Professor Henderson and his colleagues fed this information into a new statistical method looking for trends and patterns in the disease. His aim was to try and separate the unwieldy agglomeration of symptoms lumped together under the term 'asthma' into several more precisely defined subsets of disease.

They identified six different subsets or 'phenotypes', based on when the disease first appeared and its remission or persistence over a life time. Dr Galobardes now wants to investigate how social class influences the development of these six phenotypes of asthma.

Rich man, poor man

She will be using different indicators to measure social class, such as occupation, education, income and housing, and mapping these to the patterns (phenotypes) of disease she identifies in the cohorts she'll be studying. Since inequalities in disease occur between countries as well as social classes, she will be using birth cohorts from Spain, Denmark and Brazil in addition to the ALSPAC one.

"Asthma cases increased significantly in quite a few countries in the 1950s and 1960s. In England at one point the disease affected 20 per cent of the population and caused a number of deaths. It seems to have levelled off in England and in some other countries now. But we don't know why. And it still seems to increase in poor countries, and again, we don't know why. These trends in asthma are completely unexplained," she says.

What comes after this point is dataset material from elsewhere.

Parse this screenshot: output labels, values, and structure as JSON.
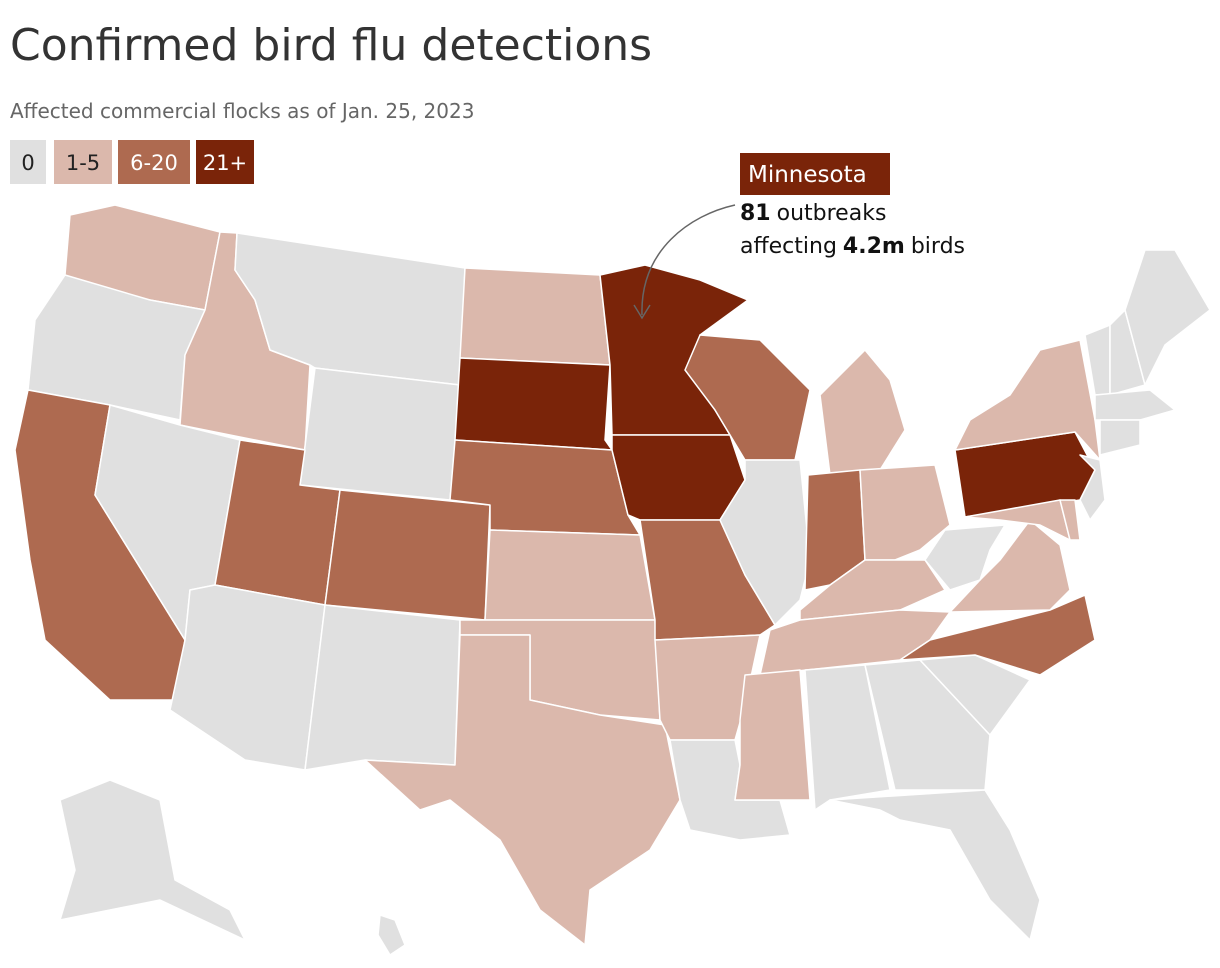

It is, she adds, an approach to asthma that hasn't been taken before. "There have been reports on inequalities in asthma and how it's not equally distributed in a society. Early reports actually say that it's more common in higher social classes, in more educated people. Whereas now we know it's more common in poor people, people with lower education. So why, what has driven this change?"

She speculates that this may be because people who are more educated and better off are more likely to report the disease to doctors, causing an initial spike in reported disease in the upper classes. Subsequently, because the wealthy have more resources with which to tackle the disease, or because its diagnosis becomes more widespread, the trend is reversed and it becomes more common in the lower social classes.

And this, she says, offers a very important clue. "There may be something that the wealthier classes are doing that helps them manage asthma better. We don't know what. Part of it is going to be the extent to which people use health services; and what those services were. Maybe the doctor did different things depending on the social class of the person who consulted. But this is something that hasn't been explained yet. By looking at what generated this change, from higher social class to lower nowadays, I might be able to find the factors or exposures that generated inequality and therefore generated the disease."

By comparing the levels and severity of each of these six types of asthma in different social groups, she hopes to pinpoint specific factors explaining the inequalities in disease between these groups. "If we can find the factors that explain the inequalities, we can find the factors that explain the disease. And then we might have an idea of how to prevent it."

She says those factors may well turn out to be the main, traditional risk factors people have always associated with the disease - things like smoking, diet, breastfeeding and low birth weight. But at least we'll know which ones really do cause asthma. She's not trying to reinvent the wheel - just to focus the picture. "We might not need new things. If we know which of those traditional risk factors to target, we should be able to at least decrease the inequalities."